Ein leises Klopfen an der Tür, Lya trat wieder in das Zimmer. War schon so viel Zeit vergangen?
"Mylord, wir sollten mit den Vorbereitungen beginnen und Euch einkleiden." Sie wartete geduldig sein Einverständnis ab und machte sich bestrebt an die Arbeit, holte Kleidung aus dem Schrank, welche eine arme Großfamilie eine Woche lang ernähren könnte. Diesen Gedanken verwarf der Prinz jedoch schnell wieder und schritt bestimmt in die Mitte des Zimmers, sodass Lya sich ans Werk machen konnte.

Manuel
"Manuel! Frühstück ist fertig!" "Ja, ich komme ja!" Sein Rufen war lange nicht so laut, wie beabsichtigt. Aber wie sollte das auch funktionieren, er war gerade erst aufgewacht. Verschlafen wälzte der junge Mann sich aus dem knarrenden Holzbett und begab sich auf den Weg nach unten, in die Küche. Seine Mutter wartete schon ungeduldig. "Wo bleibst du denn, wir haben fast Mittag!" "Tut mir leid, ich hab verschlafen, Mutter." Sie schnaubte und stellte eine Schale mit Brot auf den Tisch, setzte sich auf einen der Stühle. Ihr Sohn setzte sich ihr gegenüber und die beiden aßen erst schweigend.

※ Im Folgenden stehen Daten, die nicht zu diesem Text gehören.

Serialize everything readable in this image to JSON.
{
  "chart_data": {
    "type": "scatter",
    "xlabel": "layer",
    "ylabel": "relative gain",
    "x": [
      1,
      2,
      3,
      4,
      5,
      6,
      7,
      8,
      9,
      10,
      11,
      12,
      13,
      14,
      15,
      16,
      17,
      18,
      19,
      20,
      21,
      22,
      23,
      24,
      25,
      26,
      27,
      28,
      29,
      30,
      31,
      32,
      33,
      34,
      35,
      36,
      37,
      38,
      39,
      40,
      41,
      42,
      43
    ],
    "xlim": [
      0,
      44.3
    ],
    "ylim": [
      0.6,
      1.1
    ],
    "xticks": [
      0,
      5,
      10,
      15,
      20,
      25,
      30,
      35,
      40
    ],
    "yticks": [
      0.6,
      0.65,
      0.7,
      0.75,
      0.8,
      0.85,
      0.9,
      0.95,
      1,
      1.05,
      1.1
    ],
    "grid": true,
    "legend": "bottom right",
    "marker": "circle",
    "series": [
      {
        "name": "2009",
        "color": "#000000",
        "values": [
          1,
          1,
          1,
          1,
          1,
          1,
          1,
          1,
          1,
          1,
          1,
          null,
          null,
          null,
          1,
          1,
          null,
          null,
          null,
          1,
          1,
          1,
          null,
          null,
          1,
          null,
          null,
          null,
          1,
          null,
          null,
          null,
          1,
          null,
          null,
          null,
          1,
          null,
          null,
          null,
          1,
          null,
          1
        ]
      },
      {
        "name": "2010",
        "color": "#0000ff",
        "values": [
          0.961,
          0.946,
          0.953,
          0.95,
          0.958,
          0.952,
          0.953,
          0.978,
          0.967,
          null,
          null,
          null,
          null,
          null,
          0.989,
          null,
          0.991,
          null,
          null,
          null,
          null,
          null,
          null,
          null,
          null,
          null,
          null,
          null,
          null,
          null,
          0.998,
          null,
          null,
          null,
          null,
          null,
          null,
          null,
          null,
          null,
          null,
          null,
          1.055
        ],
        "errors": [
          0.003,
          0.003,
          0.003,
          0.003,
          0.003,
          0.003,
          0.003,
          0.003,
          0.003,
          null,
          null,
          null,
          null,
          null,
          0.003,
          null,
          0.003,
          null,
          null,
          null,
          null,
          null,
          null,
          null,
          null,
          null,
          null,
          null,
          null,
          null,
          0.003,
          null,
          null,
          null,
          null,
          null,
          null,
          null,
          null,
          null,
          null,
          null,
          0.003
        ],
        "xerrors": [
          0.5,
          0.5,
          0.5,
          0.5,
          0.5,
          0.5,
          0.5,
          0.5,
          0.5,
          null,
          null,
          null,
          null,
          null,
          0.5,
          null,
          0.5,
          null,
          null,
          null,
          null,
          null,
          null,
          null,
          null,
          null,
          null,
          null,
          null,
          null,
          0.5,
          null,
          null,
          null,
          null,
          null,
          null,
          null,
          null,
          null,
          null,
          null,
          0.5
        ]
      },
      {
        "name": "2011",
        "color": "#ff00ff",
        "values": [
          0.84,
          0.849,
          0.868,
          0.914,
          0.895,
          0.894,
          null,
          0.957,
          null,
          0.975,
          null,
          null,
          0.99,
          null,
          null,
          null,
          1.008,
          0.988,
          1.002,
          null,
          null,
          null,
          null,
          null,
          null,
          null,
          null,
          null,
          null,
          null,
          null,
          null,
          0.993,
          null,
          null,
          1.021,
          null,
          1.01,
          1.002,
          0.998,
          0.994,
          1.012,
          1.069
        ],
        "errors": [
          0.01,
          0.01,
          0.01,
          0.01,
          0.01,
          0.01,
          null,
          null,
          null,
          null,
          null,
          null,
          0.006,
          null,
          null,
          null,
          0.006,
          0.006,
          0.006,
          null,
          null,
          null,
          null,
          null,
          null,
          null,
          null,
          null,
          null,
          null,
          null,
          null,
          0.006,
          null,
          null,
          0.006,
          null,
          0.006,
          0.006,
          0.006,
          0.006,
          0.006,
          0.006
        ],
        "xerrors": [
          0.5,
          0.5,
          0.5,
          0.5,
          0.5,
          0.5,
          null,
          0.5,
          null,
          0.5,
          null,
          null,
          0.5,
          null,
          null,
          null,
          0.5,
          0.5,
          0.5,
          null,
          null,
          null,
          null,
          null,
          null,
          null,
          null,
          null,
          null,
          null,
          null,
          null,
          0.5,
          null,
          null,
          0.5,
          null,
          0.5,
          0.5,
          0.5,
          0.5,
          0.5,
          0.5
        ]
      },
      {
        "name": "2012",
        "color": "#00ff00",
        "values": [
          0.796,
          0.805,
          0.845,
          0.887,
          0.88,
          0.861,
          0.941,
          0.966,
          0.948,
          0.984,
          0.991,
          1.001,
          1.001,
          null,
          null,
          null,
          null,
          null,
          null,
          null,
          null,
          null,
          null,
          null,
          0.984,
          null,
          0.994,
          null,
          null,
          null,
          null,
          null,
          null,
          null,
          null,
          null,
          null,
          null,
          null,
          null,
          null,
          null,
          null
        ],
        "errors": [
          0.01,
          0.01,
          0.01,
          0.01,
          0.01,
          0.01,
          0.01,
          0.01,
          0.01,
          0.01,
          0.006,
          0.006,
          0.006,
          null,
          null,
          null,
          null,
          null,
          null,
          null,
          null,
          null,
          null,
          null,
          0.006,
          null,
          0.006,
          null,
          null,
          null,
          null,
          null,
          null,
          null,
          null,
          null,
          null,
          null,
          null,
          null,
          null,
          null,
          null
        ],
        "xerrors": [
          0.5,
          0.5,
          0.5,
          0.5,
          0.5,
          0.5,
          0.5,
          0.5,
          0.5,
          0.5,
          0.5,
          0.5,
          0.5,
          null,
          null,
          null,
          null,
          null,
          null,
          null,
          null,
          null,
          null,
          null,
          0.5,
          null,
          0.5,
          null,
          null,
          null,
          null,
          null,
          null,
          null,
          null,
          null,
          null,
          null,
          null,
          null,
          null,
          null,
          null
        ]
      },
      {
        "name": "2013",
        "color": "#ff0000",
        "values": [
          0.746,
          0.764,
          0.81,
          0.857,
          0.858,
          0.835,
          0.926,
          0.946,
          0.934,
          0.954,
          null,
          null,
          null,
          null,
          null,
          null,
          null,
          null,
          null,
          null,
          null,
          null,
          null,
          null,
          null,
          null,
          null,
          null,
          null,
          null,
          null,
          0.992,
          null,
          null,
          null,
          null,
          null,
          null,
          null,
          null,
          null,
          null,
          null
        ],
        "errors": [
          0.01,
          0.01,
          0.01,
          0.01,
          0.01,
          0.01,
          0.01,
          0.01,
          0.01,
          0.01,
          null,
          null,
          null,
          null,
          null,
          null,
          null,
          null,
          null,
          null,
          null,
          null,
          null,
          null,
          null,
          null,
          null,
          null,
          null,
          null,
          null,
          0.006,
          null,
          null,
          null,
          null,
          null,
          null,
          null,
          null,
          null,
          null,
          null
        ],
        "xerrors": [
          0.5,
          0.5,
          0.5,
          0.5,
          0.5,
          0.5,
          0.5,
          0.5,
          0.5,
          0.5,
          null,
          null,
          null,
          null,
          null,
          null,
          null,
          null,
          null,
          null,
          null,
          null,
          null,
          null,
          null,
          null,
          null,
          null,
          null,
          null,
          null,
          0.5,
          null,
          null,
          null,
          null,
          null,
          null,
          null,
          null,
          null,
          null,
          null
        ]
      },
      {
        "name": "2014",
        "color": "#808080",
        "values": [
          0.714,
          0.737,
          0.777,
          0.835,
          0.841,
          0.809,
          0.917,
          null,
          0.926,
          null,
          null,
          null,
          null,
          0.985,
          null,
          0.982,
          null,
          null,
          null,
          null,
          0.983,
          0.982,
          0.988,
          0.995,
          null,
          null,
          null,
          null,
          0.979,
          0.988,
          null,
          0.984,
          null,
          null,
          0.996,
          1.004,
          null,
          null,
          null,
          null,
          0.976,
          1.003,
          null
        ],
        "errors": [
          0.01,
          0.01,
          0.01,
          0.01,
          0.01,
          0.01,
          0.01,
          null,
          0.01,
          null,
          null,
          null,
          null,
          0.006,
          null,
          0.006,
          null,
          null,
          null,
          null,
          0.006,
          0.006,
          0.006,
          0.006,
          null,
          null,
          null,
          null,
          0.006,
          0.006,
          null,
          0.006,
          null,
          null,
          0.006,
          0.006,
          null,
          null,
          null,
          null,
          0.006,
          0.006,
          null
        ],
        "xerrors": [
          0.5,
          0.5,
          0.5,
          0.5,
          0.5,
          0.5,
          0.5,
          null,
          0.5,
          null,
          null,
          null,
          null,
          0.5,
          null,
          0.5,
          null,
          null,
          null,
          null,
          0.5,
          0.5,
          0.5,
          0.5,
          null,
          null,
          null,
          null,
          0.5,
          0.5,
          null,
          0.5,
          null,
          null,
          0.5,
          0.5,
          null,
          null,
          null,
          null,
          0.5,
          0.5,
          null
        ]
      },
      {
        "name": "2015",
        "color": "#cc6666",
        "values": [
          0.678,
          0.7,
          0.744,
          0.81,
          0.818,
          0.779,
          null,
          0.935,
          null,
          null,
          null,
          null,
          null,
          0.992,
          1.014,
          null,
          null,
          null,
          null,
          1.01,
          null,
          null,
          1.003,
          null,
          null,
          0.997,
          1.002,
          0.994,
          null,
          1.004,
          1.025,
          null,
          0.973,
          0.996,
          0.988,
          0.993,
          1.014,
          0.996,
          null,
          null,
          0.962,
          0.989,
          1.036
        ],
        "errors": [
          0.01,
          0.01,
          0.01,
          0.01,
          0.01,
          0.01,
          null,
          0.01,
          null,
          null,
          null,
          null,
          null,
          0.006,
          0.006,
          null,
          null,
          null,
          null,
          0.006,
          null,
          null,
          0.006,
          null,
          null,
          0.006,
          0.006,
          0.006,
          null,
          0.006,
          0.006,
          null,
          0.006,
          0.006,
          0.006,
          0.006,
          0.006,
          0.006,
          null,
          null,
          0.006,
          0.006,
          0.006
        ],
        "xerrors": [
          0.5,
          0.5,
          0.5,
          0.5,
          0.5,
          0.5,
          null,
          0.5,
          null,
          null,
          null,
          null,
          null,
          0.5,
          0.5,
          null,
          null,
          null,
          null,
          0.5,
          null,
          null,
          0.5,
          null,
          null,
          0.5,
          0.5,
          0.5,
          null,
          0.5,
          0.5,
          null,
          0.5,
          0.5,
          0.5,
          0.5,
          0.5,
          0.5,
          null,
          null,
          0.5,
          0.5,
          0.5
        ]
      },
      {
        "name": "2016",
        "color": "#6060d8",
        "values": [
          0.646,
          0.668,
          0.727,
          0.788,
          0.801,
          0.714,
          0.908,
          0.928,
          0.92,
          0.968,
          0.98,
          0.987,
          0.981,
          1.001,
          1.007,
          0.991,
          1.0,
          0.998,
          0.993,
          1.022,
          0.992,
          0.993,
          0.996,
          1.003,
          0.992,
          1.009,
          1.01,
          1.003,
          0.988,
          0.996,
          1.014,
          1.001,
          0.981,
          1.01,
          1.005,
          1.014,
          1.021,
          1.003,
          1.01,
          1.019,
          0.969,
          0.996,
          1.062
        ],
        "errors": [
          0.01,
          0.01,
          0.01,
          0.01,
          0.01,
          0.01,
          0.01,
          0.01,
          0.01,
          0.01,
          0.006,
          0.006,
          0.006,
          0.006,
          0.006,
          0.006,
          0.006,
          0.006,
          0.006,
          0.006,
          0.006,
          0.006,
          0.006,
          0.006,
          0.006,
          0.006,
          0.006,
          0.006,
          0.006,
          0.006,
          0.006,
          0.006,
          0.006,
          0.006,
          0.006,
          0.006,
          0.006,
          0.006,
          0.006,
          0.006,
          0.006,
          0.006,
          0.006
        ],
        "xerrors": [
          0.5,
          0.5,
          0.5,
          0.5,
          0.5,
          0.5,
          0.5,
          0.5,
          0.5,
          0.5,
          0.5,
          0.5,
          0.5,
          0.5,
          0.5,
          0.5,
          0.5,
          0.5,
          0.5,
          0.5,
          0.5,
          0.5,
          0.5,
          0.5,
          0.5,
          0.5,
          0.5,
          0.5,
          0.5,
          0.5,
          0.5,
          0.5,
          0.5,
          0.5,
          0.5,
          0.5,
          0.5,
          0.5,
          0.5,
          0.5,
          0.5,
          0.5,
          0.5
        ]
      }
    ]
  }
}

"Wann hattest du vor, dir die Haare abzuschneiden?" Manuel stockte. "Wieso denn? Sind sie nicht gut so, wie sie sind?" Er strich sich durch die brustlangen, braunen Haare, welche einen schönen Kontrast zu seinen grünen Augen bildeten. "Sie sind unpraktisch. So bekommst du schlechter Arbeit, Junge. Also, wann?" Er schwieg kurz. "Heute, Mutter." Sie lächelte. "Na bitte."

Nach weiterem kurzen Schweigen sprach sie weiter. "Heute werden wieder die Dorfmädchen eingetrieben, nicht wahr?" "Was interessiert es dich denn." Sie war bei ihm damit auf ein unangenehmes Thema getroffen. "Uns kann das Königreich nichts mehr nehmen, meine Schwester ist schon tot." "Manuel..." "Es ist doch wahr! Sie haben sie einfach sterben lassen!" "Manuel! Hör auf, das darfst du nicht sagen! Und das weißt du auch!" Wütend schlug sie beim Sprechen auf den Tisch, Ruhe kehrte ein. Einige Zeit blieb er stumm. "Tut mir leid, Mutter." "Ich weiß. Glaube mir, irgendwann vergisst du den Schmerz." Es herrschte Totenstille.

"Komm ja nicht zu spät heim!" "Mach ich nicht, Mutter, mir werden doch bloß die Haare abgeschnitten!" Seine Mutter lächelte ihm hinterher und schloss die hölzerne Haustür, nachdem sie ihm einen Kuss auf die Wange gedrückt hatte.

Er war nicht lange unterwegs, da sah er schon einige Kutschen über die unbefestigten Wege rollen. Kutschen der Königsfamilie, sie holten die heiratsfähigen Mädchen ab.

Umso überraschter war der junge Mann, als eine Kutsche neben ihm anhielt. Irritiert sah er zum Fahrer auf dem Kutschbock. "Was ist denn? Sucht Ihr jemanden?" "Steig ein, es geht für dich zum Schloss." Sein Gesichtsausdruck zeigte ehrliche Verwirrung. Ein weiterer Mann kam hinter der Kutsche hervor und hielt Manuel die Hand hin. "Darf ich bitten, Mylady?" Zeitgleich öffnete er die Tür zu der kleinen Kabine. "Oh, nein, nein, Verzeihung, das ist ein Missverständnis-" Er wurde jäh von dem Choiffeur unterbrochen, indem dieser ihn energisch in die Kabine drängte und die Tür hinter ihm schloss, diese dann verriegelte.

"Hey! Lasst mich raus, ich bin nicht-" Er unterbrach sich selbst, als er das sanfte Schaukeln der Kutsche wahrnahm. Wie versteinert saß er da. Er würde ins Schloss gefahren werden. Um den Prinzen kennen zu lernen. Weil er für ein Mädchen gehalten worden war. "Oh mein Gott."